August 24, 1995|By New York Times News Service
NEW YORK -- With tears in his eyes and a paper coffee cup in one hand, Phil Rizzuto said yesterday that his retirement from WPIX-TV is not a bluff.
"This time you'd better believe me," he said at a Yankee Stadium news conference, where he called his own end to 39 years as a New York Yankees broadcaster. "I've called my last game."
But Rizzuto, who will turn 78 next month, sounded deeply conflicted between staying and going, struggling to stick to his abrupt decision made last week after he missed Mickey Mantle's funeral.

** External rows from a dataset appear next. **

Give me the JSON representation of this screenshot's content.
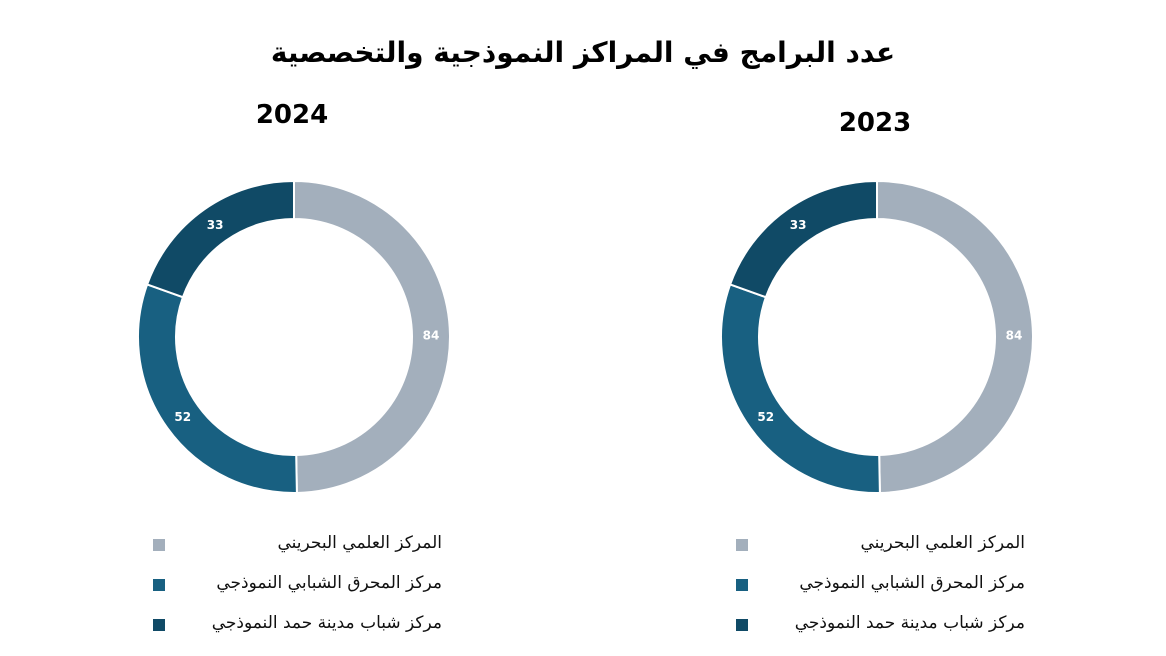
{
  "title": "عدد البرامج في المراكز النموذجية والتخصصية",
  "colors": {
    "bahraini_science_center": "#a3afbc",
    "youth_incubator_center": "#186081",
    "hamad_town_youth_center": "#104a66"
  },
  "chart_data": [
    {
      "type": "pie",
      "title": "2024",
      "categories": [
        "المركز العلمي البحريني",
        "مركز المحرق الشبابي النموذجي",
        "مركز شباب مدينة حمد النموذجي"
      ],
      "values": [
        84,
        52,
        33
      ],
      "legend": "bottom"
    },
    {
      "type": "pie",
      "title": "2023",
      "categories": [
        "المركز العلمي البحريني",
        "مركز المحرق الشبابي النموذجي",
        "مركز شباب مدينة حمد النموذجي"
      ],
      "values": [
        84,
        52,
        33
      ],
      "legend": "bottom"
    }
  ]
}
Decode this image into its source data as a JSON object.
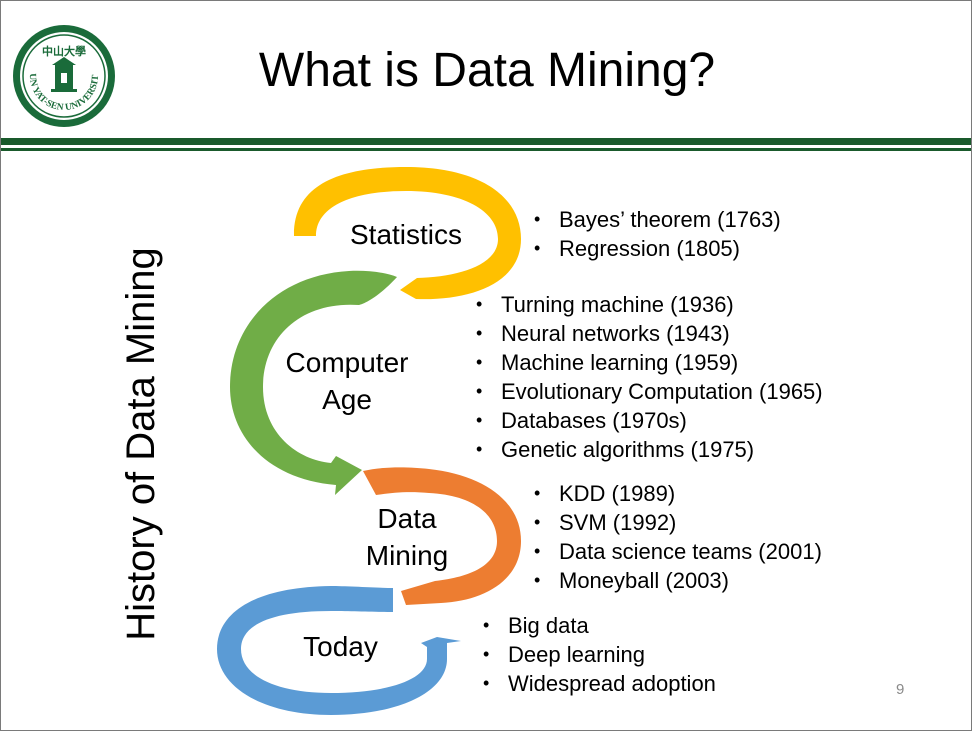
{
  "slide": {
    "title": "What is Data Mining?",
    "vertical_title": "History of Data Mining",
    "page_number": "9",
    "logo": {
      "chinese_text": "中山大學",
      "english_text": "SUN YAT-SEN UNIVERSITY",
      "color": "#1a6b3a"
    }
  },
  "stages": [
    {
      "label": "Statistics",
      "color": "#ffc000",
      "items": [
        "Bayes’ theorem (1763)",
        "Regression (1805)"
      ]
    },
    {
      "label_line1": "Computer",
      "label_line2": "Age",
      "color": "#70ad47",
      "items": [
        "Turning machine (1936)",
        "Neural networks (1943)",
        "Machine learning (1959)",
        "Evolutionary Computation (1965)",
        "Databases (1970s)",
        "Genetic algorithms (1975)"
      ]
    },
    {
      "label_line1": "Data",
      "label_line2": "Mining",
      "color": "#ed7d31",
      "items": [
        "KDD (1989)",
        "SVM (1992)",
        "Data science teams (2001)",
        "Moneyball (2003)"
      ]
    },
    {
      "label": "Today",
      "color": "#5b9bd5",
      "items": [
        "Big data",
        "Deep learning",
        "Widespread adoption"
      ]
    }
  ]
}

"I don't want to go, but it's time for me to go," said Rizzuto, a shortstop with the Yankees from 1941 to 1956 who was elected to the Hall of Fame in 1994. "It's time to go, but you want to stay around."
He could have returned for WPIX's last four home games this season and to say his farewell, but he said he would choke up in the booth thinking about Mantle.
He acknowledged the overwhelming response from his "Holy Cow" apostles, who have been pleading with him to stay. But he said that hanging on "wouldn't be fair to the fans. I'd do a game, but it would be pathetic."
On Aug. 15, Rizzuto was faced with attending Mantle's funeral in Dallas or calling the Yankees game in Boston, where the station thought he would be valuable in delivering a tribute to Mantle. One of his partners in the booth, Bobby Murcer, went to Dallas.
Rizzuto watched the service on TV in his hotel room and grew increasingly upset. "I realized what a big mistake I had made [by not attending the funeral]," he said.
He was so distraught that he left the booth that night after the fifth inning and never returned.
"I fell apart and wasn't professional enough to come back, do the tribute to Mickey and honor my contract for the rest of the year," he said.